A l'heure qu'il est, Nadine Morano est toujours membre de l'ex-UMP et vice-présidente de sa commission d'investiture. Elue eurodéputée en 2014 avec le soutien appuyé de l'ancien président, l'ancienne ministre risque pourtant de perdre bien plus que sa position éligible aux prochaines élections régionales. Raillée par l'opinion et la twittosphère, marginalisée dans son propre camp, Nadine Morano s'est carbonisée en plongeant tête la première dans le brasier de la droitisation décomplexée allumé par Nicolas Sarkozy.
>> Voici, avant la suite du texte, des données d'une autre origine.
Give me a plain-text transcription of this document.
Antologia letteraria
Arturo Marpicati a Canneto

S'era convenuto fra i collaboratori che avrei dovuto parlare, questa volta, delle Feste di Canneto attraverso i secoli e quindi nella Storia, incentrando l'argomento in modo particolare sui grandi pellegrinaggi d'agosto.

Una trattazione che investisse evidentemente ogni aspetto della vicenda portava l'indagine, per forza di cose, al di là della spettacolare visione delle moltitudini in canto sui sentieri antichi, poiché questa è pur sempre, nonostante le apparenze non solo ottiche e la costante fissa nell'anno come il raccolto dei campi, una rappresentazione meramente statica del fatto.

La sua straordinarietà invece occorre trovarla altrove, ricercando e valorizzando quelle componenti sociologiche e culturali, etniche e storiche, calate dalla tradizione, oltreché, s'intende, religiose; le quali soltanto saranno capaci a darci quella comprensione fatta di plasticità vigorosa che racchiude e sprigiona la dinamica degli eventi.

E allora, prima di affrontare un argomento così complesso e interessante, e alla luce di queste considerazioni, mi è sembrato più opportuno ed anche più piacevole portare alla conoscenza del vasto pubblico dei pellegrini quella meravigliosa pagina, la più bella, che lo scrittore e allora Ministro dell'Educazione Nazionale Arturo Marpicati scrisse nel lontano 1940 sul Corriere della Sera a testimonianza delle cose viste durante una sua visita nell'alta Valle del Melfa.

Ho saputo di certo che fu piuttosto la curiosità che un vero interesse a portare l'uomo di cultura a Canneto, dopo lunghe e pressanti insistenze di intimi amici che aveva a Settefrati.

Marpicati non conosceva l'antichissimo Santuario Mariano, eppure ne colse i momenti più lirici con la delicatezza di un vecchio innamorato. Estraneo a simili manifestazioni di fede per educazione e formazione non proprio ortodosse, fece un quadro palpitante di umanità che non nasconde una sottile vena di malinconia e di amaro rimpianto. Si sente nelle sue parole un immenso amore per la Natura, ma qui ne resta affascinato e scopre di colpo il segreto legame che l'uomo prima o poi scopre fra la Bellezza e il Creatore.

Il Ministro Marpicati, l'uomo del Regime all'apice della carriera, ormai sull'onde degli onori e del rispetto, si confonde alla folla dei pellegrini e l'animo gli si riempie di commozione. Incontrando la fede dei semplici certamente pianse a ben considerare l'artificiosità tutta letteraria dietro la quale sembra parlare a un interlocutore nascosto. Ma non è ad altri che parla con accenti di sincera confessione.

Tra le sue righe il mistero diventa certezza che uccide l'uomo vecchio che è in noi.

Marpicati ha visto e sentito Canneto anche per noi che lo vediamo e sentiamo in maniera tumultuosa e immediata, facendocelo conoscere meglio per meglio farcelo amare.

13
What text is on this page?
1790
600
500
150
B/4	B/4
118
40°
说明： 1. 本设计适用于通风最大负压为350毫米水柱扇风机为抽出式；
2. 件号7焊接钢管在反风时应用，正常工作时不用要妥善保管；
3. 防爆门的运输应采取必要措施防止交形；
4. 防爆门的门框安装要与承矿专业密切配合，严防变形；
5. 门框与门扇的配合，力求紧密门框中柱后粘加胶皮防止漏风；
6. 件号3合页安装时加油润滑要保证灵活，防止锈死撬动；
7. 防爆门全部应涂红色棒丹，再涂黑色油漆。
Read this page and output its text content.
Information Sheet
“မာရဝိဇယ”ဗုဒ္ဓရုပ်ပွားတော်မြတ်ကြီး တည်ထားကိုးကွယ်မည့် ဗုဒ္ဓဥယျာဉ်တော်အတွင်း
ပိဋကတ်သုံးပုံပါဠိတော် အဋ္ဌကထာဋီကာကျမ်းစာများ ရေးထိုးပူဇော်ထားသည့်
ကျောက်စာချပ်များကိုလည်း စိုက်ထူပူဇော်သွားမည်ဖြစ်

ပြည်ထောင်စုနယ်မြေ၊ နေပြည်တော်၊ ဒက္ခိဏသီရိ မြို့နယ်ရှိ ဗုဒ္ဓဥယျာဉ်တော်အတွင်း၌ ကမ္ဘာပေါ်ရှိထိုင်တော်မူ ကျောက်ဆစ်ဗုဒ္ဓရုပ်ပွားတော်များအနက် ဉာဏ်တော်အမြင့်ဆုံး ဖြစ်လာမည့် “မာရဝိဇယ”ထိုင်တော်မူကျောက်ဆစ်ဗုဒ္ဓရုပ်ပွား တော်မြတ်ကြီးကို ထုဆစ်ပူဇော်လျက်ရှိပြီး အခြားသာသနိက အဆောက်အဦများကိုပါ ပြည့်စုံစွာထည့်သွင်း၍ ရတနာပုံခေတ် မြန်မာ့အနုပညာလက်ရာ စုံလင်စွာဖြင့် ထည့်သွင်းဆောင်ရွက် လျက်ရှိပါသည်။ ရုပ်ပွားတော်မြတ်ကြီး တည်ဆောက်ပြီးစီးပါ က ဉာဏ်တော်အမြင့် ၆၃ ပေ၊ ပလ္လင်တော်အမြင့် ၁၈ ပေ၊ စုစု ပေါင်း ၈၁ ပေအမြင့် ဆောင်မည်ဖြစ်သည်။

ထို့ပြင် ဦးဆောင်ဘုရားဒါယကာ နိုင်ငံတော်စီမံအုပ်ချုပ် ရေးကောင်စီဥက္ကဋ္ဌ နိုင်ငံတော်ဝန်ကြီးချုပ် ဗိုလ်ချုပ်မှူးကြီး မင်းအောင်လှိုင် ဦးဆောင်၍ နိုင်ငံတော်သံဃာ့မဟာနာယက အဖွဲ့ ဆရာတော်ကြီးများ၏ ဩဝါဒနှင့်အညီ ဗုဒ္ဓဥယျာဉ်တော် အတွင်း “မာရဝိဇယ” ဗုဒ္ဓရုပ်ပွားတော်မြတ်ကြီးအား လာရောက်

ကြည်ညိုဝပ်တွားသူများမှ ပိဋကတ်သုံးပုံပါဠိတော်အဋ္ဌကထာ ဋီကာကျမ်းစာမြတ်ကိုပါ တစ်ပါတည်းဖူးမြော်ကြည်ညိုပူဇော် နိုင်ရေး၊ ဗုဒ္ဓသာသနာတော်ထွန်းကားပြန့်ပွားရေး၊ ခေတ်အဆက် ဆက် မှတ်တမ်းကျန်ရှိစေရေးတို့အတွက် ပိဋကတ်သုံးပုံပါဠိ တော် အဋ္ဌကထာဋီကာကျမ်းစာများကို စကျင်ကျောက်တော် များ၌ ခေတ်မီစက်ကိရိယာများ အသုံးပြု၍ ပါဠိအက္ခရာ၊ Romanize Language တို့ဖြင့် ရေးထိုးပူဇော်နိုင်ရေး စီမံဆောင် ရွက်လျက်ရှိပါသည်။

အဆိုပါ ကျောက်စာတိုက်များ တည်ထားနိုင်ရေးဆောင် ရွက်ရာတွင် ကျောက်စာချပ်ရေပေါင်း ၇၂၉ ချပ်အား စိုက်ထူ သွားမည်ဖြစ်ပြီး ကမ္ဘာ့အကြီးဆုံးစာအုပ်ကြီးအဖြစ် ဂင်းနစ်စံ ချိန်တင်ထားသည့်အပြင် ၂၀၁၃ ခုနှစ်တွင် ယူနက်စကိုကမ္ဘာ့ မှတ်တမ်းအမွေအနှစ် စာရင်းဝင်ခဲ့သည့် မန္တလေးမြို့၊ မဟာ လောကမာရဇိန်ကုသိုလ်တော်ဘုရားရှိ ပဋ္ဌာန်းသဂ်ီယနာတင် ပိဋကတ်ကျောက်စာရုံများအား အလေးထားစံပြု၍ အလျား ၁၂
Sarkozy-Morano, destins croisés

Au-delà de sa propre déchéance, la chute inéxorable de l'ex-"Sarkogirl" fascine par ce qu'elle révèle de l'itinéraire de celui qu'elle a toujours soutenu. Nicolas Sarkozy et Nadine Morano se sont rencontrés à la fin des années 80. Tout opposait alors le jeune maire de Neuilly-sur-Seine à la jeune fille élevée à Nancy et issue d'un milieu modeste. Leurs destins ne se sépareront plus.

Après l'avoir soutenu lors du schisme chiraco-balladurien de 1995, Nadine Morano, qui se fait élire députée en 2002, intègre l'organigramme de la nouvelle UMP. Mais il lui faudra attendre la prise de pouvoir de Nicolas Sarkozy pour être nommée porte-parole du parti conservateur. Une tribune où elle va imposer son style "populaire" ("vulgaire", disent ses détracteurs) pour le meilleur et pour le pire.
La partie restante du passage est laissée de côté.